The PMCPA has turned party pooper, coming down on GSK after learning that a U.K. employee celebrated a post about a prescription drug on LinkedIn.
A panel of leaders at the PMCPA, pharma’s marketing self-regulatory body in the U.K., looked into the case after receiving a complaint from an anonymous person. The complainant, who called themselves a health professional, alerted the PMCPA to a LinkedIn post from an American medical institute.
The post hailed “promising results” from a trial of GSK’s PARP inhibitor niraparib in brain cancer patients; the drug, sold as Zejula, is currently approved as a maintenance treatment for advanced ovarian cancer, fallopian tube cancer and primary peritoneal cancer.

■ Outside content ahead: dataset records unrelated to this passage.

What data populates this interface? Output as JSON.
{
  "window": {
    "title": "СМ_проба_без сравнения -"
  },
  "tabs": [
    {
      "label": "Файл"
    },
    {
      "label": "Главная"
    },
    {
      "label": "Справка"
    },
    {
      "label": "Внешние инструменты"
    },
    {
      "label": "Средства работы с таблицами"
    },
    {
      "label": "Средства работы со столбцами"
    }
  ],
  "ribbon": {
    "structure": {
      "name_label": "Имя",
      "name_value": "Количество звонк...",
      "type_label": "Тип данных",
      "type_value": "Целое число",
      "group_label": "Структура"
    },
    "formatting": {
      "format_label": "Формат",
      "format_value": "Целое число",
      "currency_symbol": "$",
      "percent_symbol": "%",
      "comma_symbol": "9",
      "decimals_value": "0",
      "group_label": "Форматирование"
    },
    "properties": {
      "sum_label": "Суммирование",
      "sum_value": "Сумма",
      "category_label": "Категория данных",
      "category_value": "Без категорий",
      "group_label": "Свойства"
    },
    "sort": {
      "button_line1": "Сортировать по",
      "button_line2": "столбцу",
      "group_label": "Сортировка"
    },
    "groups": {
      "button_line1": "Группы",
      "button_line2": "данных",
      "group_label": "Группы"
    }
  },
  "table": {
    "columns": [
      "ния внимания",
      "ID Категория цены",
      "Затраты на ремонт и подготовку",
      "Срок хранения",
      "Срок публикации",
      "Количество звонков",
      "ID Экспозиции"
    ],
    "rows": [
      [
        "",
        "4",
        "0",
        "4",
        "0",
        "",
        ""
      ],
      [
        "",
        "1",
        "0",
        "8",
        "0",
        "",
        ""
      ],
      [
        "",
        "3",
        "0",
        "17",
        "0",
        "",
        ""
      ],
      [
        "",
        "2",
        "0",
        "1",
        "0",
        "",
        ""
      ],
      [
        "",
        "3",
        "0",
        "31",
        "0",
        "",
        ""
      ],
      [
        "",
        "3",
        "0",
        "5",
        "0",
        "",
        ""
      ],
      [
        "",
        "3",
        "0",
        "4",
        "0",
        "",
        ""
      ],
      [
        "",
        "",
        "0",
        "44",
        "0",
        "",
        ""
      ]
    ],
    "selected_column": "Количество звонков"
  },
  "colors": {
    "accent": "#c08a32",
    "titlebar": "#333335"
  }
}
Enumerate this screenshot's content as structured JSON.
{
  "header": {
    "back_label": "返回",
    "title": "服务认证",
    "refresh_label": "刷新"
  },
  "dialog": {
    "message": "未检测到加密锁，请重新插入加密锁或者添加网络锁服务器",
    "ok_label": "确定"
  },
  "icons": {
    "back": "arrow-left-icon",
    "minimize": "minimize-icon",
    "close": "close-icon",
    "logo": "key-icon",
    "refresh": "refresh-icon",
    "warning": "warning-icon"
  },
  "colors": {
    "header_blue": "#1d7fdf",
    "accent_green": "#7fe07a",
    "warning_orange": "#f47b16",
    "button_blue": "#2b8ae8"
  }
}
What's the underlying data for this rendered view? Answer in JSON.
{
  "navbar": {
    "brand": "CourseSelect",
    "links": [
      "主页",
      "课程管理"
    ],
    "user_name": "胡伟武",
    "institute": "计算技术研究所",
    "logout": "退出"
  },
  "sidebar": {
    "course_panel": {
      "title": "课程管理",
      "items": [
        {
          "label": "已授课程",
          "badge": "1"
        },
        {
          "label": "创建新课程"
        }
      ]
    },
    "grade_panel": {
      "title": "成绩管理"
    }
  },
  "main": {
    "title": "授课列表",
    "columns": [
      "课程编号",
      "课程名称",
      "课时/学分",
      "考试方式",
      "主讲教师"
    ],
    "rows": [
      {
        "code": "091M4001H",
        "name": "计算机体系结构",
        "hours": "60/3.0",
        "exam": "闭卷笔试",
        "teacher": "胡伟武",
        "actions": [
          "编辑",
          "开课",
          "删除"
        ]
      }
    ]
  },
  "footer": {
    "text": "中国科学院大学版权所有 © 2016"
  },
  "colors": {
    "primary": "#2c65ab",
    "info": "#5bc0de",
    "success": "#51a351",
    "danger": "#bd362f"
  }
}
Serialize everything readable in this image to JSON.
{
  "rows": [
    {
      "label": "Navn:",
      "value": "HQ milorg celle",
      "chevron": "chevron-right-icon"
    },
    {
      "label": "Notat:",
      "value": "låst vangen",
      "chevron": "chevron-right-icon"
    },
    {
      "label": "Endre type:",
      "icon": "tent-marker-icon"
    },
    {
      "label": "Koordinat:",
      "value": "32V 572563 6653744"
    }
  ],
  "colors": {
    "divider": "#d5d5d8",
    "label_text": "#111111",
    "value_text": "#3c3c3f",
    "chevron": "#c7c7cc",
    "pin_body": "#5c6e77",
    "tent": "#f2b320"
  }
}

Since it originated in the U.S., the post was initially outside of the scope of the code enforced by the PMCPA. That changed when a U.K.-based GSK employee clicked “celebrate” on the post. Celebrating or otherwise reacting to a post shares the message with a user’s connections on the social media platform, making it a potential form of promotion in the PMCPA’s view.
GSK held its hands up when contacted about the case, admitting to breaches of three clauses of the PMCPA’s code while pushing back against the allegation that it had brought discredit on the industry. The company said that the employee’s action broke U.K. rules on promoting a drug for an unlicensed indication and advertising a prescription-only medicine to the public. The PMCPA panel agreed that GSK had broken those two clauses of the code.
GSK also pleaded guilty to the accusation that it breached the requirement that a medicine must not be promoted before the grant of its marketing authorization, but the panel reached a different conclusion. The fact that niraparib is approved in a different indication led the panel to rule no breach of that clause on a “technical point.”
Another point of disagreement landed in the opposite direction. The drugmaker pushed back against the accusation that it failed to maintain high standards. To GSK, the employee’s celebration of the post was an “isolated incident due to an error in judgement” that happened despite its robust social media policies and systems. The company also said the error was too insignificant to imply a failure to meet high standards.
The panel found no fault with GSK’s policies, noting that the company’s guidance says staff must not like content that mentions its prescription products or R&D assets. But the PMCPA reached a different conclusion on the severity of the error. The promotion of drugs to the public is a serious matter, the panel said, and as such high standards hadn’t been maintained.
GSK and the panel did agree, however, that the error didn’t discredit the industry.
GSK is the latest in a series of companies to receive a telling-off for LinkedIn likes. Though most of its peers typically end up with similar rulings to GSK’s, Sanofi recently bucked the trend by successfully defending itself against allegations that likes by U.K. employees broke the rule against advertising prescription drugs to the public.